Son haftalarda Bağdat'taki federal hükümet ile IKBY arasındaki gerginlikler arttı. İran'a sadık ve Bağdat'taki iktidar koalisyonu Koordinasyon Çerçevesi’ne yakın gruplar tarafından gerçekleştirildiği yaygın olarak kabul edilen bir dizi insansız hava aracı (İHA) saldırısı, Tavke, Pişhabur, Ayn Sifni, Hor Mala ve Sarsing gibi önemli petrol sahalarını hedef aldı. Bu saldırılar, günlük 200 bin varil üretimde geçici bir duraklamaya neden oldu ve raporlara göre Amerikan şirketlerinin yönettiği varlıklara zarar verdi.

Söz konusu gerilim, operasyonel etkisinin yanı sıra, bu hayati sektörle ilgilenenlere göre ‘IKBY bölgesindeki enerji sektörünün stratejik kırılganlığını’ da ortaya çıkardı.

Bağdat ve Erbil, üretimi ve boru hatları üzerinden nakliyatı aksatan yasal anlaşmazlıklar yaşıyor. Taraflar arasındaki değişken durum, büyük dalgalanmaların yaşandığı bölgede ciddi ekonomik istikrarsızlığa ve büyük gelir kayıplarına neden oldu. Bu durum, anayasal yetki, gelirlerin kontrolü ve egemenlik konusunda derin ve süregelen anlaşmazlıkları ortaya çıkardı.

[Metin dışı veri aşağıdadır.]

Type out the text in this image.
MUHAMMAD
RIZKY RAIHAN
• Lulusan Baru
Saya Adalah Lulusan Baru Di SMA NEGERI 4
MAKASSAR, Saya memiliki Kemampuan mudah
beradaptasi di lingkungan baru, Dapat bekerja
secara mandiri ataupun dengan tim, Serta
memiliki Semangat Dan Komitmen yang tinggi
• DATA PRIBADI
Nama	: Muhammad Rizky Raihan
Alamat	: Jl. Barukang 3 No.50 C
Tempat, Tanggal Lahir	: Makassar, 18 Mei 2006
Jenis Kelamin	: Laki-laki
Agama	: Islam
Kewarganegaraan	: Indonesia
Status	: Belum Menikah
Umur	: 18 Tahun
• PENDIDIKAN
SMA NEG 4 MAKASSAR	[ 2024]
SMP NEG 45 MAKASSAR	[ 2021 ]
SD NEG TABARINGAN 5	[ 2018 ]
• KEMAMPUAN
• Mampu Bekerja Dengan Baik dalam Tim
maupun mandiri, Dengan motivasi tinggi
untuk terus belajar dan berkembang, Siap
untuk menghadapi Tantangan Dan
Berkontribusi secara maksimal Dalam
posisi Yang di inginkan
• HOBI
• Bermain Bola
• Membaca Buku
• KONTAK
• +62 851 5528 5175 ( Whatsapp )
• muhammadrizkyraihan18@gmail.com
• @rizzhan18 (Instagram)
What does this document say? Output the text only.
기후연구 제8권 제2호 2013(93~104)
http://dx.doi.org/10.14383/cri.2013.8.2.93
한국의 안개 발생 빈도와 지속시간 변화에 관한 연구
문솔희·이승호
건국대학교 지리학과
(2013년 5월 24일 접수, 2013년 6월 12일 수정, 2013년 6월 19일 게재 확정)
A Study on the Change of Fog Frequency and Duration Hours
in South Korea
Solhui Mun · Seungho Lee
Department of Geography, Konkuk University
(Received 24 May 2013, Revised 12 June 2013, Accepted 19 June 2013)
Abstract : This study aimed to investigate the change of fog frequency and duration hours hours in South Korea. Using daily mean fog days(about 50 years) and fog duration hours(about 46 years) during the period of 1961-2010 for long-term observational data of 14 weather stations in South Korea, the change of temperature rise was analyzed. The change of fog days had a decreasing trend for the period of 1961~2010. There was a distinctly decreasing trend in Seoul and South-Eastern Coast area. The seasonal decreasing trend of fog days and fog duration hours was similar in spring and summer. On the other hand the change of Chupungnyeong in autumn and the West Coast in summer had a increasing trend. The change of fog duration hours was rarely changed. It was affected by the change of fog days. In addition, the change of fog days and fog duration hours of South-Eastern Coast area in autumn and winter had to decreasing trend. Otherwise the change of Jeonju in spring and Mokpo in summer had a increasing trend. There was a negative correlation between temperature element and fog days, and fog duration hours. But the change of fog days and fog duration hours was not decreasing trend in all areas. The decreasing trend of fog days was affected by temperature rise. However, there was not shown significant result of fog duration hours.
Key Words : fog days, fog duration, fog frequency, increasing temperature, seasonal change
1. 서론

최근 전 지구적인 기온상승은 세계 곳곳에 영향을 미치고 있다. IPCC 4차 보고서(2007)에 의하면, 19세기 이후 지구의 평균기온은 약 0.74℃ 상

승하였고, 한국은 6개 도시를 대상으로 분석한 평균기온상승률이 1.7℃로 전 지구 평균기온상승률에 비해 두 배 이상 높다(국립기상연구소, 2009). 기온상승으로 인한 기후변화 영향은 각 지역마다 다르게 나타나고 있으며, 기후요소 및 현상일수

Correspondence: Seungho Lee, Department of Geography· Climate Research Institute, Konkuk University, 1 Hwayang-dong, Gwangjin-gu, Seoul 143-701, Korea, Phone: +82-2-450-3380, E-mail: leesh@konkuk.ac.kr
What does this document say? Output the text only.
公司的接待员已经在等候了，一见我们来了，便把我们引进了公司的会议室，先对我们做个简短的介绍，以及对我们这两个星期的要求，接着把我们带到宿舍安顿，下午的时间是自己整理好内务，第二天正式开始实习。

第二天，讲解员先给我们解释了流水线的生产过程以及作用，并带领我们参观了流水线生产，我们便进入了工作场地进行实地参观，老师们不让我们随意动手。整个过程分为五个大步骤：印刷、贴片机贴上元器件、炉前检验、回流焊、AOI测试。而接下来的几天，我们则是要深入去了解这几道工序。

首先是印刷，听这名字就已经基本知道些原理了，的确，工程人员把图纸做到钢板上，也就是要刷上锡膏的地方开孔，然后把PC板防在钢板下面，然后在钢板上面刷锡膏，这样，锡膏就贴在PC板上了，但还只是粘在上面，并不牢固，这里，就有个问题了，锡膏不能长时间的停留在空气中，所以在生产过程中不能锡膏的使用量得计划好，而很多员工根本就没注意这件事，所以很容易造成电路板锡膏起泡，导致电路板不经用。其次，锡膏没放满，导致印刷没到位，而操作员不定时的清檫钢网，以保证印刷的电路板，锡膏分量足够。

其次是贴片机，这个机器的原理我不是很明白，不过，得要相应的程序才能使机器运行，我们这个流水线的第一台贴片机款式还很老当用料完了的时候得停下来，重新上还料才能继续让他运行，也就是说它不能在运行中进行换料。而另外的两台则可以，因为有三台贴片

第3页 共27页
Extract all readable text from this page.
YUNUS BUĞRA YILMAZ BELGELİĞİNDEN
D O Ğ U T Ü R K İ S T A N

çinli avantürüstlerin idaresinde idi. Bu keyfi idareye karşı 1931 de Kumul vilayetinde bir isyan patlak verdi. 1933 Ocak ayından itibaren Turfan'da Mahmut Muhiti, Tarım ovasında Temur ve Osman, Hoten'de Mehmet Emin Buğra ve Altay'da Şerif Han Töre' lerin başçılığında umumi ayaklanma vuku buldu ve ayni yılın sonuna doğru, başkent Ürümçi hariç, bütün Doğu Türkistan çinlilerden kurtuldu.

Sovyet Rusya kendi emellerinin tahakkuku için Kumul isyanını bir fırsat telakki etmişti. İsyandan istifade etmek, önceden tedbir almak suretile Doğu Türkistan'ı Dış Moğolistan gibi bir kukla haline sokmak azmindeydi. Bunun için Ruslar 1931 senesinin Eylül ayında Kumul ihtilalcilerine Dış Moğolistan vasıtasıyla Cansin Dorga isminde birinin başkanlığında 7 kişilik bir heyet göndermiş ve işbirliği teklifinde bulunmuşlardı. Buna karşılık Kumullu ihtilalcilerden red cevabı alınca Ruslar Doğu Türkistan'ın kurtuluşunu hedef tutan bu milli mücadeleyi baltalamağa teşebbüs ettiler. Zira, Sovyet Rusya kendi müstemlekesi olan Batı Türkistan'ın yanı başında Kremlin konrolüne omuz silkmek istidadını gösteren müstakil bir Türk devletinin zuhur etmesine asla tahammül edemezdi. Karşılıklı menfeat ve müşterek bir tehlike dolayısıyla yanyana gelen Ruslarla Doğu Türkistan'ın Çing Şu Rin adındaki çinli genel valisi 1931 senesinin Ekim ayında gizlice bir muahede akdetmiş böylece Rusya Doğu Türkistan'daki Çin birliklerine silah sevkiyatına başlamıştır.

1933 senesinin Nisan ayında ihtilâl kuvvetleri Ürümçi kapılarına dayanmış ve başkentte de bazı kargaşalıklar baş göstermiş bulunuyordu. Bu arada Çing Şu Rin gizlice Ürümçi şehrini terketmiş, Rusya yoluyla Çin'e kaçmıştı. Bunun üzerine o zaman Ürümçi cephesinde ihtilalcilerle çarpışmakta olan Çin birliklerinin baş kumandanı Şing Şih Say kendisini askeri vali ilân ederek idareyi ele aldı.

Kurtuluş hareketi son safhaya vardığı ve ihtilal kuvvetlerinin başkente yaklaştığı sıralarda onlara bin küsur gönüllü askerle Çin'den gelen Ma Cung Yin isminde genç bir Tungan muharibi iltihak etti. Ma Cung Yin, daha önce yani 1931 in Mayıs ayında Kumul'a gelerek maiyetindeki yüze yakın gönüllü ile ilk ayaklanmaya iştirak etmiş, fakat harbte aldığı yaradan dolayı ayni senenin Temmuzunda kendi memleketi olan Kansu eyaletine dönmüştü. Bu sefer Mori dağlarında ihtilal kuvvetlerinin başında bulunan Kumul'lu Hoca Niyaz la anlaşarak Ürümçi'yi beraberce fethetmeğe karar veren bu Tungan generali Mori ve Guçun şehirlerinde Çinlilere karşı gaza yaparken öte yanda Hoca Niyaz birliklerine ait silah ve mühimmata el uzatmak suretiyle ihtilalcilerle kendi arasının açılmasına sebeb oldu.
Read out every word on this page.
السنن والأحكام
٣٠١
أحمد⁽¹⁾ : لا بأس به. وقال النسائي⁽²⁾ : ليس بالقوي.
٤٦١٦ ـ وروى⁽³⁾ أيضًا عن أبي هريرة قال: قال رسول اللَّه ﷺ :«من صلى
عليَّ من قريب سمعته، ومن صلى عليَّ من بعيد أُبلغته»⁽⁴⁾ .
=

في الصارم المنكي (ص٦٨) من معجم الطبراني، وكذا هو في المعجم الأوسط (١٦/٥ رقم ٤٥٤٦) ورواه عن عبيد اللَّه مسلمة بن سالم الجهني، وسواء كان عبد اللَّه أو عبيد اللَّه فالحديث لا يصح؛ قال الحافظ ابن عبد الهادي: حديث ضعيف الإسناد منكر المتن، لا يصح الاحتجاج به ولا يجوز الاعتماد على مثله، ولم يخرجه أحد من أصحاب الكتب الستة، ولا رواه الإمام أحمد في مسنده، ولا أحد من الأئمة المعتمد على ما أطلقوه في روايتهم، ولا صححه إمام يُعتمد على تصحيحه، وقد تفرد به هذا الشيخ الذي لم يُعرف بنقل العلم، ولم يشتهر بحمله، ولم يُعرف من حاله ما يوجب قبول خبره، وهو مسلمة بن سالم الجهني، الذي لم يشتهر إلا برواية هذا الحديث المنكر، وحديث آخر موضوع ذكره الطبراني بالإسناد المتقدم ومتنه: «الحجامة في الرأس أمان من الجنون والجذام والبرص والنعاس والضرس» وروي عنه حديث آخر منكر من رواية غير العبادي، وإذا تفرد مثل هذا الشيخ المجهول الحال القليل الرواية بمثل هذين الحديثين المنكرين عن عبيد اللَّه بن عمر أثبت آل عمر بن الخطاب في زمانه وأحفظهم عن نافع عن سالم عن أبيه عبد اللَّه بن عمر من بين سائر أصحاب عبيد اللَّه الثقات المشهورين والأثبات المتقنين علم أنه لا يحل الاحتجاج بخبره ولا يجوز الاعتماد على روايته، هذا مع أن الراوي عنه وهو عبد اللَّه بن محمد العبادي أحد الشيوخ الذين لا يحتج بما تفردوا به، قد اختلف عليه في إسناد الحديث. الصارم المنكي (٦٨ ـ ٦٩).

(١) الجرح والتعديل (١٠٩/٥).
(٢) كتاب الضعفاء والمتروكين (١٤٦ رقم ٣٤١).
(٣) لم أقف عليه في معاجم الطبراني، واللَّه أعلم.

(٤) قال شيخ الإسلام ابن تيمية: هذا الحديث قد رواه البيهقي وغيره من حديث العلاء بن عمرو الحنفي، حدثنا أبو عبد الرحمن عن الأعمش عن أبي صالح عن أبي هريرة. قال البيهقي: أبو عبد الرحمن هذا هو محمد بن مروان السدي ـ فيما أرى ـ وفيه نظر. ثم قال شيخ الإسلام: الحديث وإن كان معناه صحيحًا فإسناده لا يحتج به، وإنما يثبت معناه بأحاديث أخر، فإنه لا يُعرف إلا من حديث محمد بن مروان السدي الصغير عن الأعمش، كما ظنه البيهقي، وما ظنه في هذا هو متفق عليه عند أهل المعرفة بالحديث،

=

Bununla birlikte, Bağdat ve Erbil arasında yakın zamanda varılan bir çerçeve anlaşması, bu karmaşıklıkları çözmek için yeni bir yol haritası çiziyor gibi görünüyor.

Bu anlaşmazlığın özünde, IKBY'nin kaynaklarını bağımsız olarak kullanma ve petrol ve gaz sözleşmeleri imzalama hakkına sahip olup olmadığına dair anayasal bir ihtilaf yatıyor.

bghyjukı
Irak'ın Duhok vilayetinde meydana gelen İHA saldırısının ardından bir güvenlik görevlisi petrol sahasının önünden geçiyor. (Reuters)

15 Şubat 2022'de Irak Federal Yüksek Mahkemesi, IKBY hükümeti tarafından çıkarılan 2007 tarihli petrol ve gaz yasasının anayasaya aykırı olduğuna karar verdi. Bu karar, IKBY’nin petrol ihracatını yönetme ve uluslararası şirketlerle sözleşmeler imzalama yetkisini fiilen geçersiz kıldı ve Bağdat'a bu sözleşmeleri iptal etme ve petrol kaynaklarını kontrol etme hakkı verdi. Ancak Bağdat Ticaret Mahkemesi 2025 yılının başlarında bu kararı iptal etti ve uluslararası petrol şirketlerinin sözleşmelerini yeniden tanıdı, böylece bu şirketlerin varlığı ve faaliyetleri yasal ve uygulanabilir hale geldi.

IKBY'nin kaynakları

IKBY’nin rezervleri 45 milyar varilden fazla petrol ve henüz tam olarak kullanılmamış büyük miktarda doğal gaz olarak tahmin ediliyor. 2025 yılında Amerikan şirketleri ile IKBY arasında imzalanan gaz anlaşmaları, projelerin ömrü boyunca toplam 110 milyar dolarlık gelir elde edilebileceğini gösteriyor. Bu projeler, ülkede devam eden elektrik krizini hafifletmek için yeterli gaz arzını sağlamada önemli bir rol oynuyor.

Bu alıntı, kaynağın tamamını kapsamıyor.